Anything else you can do produces second-order effects, at best. Shifting your weight, weighting footpegs, sticking your knee out in the wind. Sure, you can (with some difficulty, depending on the bike) keep it in your lane no-hands, or (maybe) maneuver around a gentle curve at speed this way. You can do it 10 times more easily, and with less thought, by just using your hands on the bars.

I can steer my 20 lb bicycle quite easily, even initiating significant lean angles, without using my hands. However a 400+ lb motorcycle, with its momentum, and the gyroscopic forces of its much larger wheels, does not steer easily in this manner.

And the reason to teach counter-steering as a specific skill is so that riders of aware of how turning their bike REALLY works. Sure, many of us managed to ride bikes using unconscious counter-steering for years. I know I did. Until the first time I took a (neighbour's) street bike up a road at 180 km/h (indicated) and got to the first bend and realized I didn't know how to make it turn. My usual unconscious, relatively subtle inputs weren't getting the job done at this speed, on a bike much heavier than the bicycles and dirt bikes I had ridden previously.

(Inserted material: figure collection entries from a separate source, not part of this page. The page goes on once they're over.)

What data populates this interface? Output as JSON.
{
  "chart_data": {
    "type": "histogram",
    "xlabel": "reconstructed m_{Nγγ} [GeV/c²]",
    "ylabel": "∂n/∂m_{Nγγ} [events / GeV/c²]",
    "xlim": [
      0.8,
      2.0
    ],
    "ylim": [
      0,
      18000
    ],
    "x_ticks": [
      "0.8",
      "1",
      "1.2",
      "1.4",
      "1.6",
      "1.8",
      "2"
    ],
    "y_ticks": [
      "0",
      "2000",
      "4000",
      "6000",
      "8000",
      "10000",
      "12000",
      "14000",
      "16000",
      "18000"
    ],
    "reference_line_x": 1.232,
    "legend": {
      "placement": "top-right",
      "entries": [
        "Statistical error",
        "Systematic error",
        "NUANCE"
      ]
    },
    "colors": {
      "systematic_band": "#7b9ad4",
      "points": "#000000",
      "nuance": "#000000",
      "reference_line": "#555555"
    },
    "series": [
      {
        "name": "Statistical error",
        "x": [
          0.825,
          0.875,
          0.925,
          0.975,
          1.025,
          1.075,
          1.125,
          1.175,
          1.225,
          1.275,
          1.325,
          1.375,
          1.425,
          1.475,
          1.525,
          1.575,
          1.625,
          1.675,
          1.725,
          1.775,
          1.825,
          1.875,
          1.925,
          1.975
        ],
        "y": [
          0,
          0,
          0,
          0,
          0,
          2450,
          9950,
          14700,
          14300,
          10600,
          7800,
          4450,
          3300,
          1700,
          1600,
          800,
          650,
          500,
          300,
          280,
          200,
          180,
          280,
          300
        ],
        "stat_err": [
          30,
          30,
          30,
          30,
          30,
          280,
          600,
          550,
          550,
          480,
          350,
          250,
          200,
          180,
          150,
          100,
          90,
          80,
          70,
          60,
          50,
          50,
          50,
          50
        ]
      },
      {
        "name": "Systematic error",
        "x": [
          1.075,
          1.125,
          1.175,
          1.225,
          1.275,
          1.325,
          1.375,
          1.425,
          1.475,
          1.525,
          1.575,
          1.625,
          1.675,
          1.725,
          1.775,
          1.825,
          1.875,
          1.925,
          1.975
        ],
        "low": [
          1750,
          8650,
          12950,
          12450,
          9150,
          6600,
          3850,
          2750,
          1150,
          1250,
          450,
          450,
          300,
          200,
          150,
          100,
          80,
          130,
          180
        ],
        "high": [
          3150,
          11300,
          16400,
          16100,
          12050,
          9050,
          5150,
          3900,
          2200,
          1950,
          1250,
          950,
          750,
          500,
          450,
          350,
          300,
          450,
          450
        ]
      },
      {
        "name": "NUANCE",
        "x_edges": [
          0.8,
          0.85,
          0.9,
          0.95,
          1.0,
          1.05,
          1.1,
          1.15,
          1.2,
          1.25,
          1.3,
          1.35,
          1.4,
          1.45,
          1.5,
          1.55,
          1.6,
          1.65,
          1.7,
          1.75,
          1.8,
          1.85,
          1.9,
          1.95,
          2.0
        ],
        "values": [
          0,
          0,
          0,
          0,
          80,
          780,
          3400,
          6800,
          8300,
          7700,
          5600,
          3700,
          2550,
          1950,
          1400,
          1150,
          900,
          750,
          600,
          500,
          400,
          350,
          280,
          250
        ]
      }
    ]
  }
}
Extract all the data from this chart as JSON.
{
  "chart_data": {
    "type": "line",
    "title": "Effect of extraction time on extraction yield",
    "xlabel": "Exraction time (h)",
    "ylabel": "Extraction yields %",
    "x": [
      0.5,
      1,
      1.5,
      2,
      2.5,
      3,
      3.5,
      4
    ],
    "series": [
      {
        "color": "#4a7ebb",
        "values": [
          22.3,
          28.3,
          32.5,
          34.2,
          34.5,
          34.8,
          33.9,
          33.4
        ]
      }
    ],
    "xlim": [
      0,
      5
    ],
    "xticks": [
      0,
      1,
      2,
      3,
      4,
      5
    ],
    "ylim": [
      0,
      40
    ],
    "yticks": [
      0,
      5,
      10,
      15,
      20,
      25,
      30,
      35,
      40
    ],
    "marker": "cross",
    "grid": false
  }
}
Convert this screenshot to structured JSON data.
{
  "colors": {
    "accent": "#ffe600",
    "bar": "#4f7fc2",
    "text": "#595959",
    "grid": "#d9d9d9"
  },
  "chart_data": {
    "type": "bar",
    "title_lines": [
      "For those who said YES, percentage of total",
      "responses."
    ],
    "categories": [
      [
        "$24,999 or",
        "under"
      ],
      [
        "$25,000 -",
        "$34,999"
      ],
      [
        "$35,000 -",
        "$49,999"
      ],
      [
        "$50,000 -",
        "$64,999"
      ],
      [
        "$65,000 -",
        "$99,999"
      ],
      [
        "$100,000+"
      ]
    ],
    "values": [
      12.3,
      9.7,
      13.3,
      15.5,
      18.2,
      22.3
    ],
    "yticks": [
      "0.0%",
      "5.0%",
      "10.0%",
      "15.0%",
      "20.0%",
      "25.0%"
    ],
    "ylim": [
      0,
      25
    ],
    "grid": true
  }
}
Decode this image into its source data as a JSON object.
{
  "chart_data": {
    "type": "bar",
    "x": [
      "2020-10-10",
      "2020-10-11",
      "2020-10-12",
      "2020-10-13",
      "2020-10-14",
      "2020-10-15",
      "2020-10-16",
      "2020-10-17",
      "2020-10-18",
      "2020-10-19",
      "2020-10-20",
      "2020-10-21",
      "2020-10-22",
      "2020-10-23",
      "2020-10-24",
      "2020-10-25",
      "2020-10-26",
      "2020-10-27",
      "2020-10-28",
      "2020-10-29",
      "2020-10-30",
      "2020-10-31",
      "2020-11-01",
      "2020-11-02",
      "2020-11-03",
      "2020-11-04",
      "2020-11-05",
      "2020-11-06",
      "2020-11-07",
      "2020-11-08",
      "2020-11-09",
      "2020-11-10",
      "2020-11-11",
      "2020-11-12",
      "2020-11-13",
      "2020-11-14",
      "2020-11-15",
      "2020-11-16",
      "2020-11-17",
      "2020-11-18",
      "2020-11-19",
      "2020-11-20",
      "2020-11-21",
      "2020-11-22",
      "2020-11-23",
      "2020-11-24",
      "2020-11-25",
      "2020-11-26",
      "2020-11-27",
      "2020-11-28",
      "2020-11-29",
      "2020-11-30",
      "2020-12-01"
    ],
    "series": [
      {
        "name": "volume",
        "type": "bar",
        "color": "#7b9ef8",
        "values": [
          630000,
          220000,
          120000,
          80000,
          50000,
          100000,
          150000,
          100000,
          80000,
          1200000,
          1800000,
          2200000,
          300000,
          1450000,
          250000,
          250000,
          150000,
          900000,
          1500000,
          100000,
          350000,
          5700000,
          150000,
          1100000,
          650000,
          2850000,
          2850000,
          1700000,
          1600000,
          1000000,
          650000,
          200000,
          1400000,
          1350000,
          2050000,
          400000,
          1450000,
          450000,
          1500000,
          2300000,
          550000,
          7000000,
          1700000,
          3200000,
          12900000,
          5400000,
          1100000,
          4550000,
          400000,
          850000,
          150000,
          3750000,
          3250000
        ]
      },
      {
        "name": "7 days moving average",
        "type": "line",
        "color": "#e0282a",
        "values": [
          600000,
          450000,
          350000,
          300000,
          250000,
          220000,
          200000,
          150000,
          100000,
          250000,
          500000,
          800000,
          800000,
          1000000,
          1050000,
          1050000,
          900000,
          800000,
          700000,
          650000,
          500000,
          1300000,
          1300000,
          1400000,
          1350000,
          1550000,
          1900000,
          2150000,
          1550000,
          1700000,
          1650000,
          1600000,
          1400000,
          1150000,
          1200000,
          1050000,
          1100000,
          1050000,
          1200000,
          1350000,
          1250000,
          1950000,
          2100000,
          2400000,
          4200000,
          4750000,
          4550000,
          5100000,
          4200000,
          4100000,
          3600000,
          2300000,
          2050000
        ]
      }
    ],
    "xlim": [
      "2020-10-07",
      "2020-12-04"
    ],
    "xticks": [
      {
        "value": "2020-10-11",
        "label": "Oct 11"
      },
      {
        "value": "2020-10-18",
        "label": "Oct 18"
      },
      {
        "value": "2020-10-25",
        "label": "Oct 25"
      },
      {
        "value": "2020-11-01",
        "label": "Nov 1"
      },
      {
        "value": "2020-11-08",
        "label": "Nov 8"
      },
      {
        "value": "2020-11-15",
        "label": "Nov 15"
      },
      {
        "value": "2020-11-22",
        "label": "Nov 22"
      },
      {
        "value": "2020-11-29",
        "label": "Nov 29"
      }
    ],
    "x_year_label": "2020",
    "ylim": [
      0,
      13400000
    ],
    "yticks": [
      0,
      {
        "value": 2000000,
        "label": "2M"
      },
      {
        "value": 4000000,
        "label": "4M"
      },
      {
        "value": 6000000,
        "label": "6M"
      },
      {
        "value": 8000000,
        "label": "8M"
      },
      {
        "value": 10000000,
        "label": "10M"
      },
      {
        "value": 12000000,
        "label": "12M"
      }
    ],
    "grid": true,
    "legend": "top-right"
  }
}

I still don't consciously counter-steer on a bicycle. It just isn't necessary. Little more than a small shift of weight is required. However, at all but the highest speeds, hand contact on the bars is necessary, or at least useful, to stabilize the front wheel and steering. But again that's a 20 lb bicycle. On something 20-40 times heavier, the situation is very different.

On my ~600 lb R1200RT? It's difficult to even keep it going straight down the lane using only body english. The bike has a lot of side fairing surface to catch wind, and a lot of momentum. Quite severe leaning of the rider is necessary to keep it on the desired course while riding no-hands.